Tag Archives: Billy Goldenberg

Romantic Mysticism: The Music of Billy Goldenberg

It was wonderful of Gary Gerani (author of one of my favorite books, Fantastic Television) to call and ask me to contribute to his long-in-the-making documentary on composer Billy Goldenberg. Billy wrote some of TV’s greatest themes and TV-movie scores, including the Night Gallery pilot, Steven Spielberg’s Duel, Ransom for a Dead Man, Harry O, Kojak, Queen of the Stardust Ballroom, and so many more. (Here is my 2020 obituary, written for Variety.) I am on screen as well as such luminaries as directors Spielberg and John Badham, actors Robert Wagner and Susan Clark, among others, discussing Goldenberg’s music and his impact on (especially) 1970s television. You can find this on Kino Lorber’s Blu-Ray of The UFO Incident.

TV Omnibus

This was another favorite assignment.

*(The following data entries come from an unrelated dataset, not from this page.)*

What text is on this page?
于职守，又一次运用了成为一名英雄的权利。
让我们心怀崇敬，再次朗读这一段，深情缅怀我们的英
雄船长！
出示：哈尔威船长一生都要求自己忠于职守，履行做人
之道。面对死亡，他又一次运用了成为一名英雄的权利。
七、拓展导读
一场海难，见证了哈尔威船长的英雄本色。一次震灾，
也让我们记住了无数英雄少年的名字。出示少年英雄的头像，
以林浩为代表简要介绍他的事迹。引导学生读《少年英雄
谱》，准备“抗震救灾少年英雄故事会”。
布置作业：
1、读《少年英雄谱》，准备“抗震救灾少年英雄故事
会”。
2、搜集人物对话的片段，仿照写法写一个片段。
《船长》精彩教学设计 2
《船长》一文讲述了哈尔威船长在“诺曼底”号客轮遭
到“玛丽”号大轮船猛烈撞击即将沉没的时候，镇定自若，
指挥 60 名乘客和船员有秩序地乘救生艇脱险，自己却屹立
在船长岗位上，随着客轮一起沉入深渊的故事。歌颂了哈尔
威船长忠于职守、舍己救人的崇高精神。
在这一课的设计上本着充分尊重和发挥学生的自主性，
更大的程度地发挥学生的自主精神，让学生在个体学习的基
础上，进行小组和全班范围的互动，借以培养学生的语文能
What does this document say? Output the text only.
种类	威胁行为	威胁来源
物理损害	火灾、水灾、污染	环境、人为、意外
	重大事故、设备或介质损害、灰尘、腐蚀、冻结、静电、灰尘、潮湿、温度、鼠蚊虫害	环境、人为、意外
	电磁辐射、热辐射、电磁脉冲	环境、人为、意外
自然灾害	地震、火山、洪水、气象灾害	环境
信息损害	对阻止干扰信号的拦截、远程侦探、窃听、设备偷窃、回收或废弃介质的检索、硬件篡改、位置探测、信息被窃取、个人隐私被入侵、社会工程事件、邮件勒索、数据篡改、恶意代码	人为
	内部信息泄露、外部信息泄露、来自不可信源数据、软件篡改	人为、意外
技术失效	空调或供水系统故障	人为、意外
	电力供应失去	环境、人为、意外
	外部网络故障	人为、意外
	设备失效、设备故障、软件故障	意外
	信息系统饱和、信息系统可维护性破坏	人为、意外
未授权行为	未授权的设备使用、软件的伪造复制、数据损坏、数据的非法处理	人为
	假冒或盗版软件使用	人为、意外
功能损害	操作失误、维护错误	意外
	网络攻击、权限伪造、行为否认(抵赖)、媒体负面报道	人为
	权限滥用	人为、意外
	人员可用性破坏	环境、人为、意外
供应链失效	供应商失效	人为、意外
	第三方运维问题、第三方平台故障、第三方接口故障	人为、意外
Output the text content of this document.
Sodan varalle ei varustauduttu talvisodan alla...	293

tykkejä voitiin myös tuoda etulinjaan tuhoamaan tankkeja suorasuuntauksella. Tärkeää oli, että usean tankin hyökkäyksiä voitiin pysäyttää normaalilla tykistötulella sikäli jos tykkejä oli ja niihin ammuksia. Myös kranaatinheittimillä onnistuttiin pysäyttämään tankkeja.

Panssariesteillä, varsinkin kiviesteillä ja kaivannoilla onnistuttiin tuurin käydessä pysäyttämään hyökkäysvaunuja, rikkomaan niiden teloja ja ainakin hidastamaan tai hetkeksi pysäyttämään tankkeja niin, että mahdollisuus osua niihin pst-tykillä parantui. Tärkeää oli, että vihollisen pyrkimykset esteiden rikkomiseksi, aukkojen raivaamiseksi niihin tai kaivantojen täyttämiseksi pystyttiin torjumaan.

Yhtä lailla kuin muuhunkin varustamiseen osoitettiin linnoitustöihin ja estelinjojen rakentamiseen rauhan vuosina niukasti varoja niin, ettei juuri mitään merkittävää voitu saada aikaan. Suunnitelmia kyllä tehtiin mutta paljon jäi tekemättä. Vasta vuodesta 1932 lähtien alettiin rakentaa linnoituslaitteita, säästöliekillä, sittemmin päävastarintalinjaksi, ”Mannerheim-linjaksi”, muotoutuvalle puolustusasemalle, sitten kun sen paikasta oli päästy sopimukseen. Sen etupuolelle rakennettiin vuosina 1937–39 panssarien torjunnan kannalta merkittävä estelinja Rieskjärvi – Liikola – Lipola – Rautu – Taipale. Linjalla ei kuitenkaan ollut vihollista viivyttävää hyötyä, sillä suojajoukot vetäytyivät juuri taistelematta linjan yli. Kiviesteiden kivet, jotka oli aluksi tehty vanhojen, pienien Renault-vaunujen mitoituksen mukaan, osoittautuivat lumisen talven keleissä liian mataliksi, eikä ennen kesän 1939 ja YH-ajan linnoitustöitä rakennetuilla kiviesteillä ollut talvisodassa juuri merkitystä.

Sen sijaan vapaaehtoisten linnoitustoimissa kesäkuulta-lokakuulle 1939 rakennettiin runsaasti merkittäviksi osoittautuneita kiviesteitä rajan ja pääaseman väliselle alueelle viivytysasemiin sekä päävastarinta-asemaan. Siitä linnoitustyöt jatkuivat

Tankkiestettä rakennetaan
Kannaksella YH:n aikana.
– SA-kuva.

Most of this 5-CD set consists of TV-movie scores composed by some of the greats of the ’60s and ’70s: Lalo Schifrin (Earth II), Dave Grusin (Assignment: Vienna), Leonard Rosenman (The Phantom of Hollywood), Don Ellis (The Deadly Tower), Billy Goldenberg (High Risk), Jerry Fielding (Shirts / Skins) and George Duning (…Then Came Bronson). Throw in a TV-episode score by Johnny Williams (for The Eleventh Hour), George Romanis’ theme for Assignment: Munich and Richard Chamberlain’s vocal from Dr. Kildare and you really do have a potpourri of great TV music from 1962 to 1976. It was especially exciting to revisit Grusin’s three jazzy scores for the short-lived Robert Conrad spy series Assignment: Vienna (part of The Men trilogy on ABC, 1972-73) and Schifrin’s wonderful score for the Earth II pilot of 1971.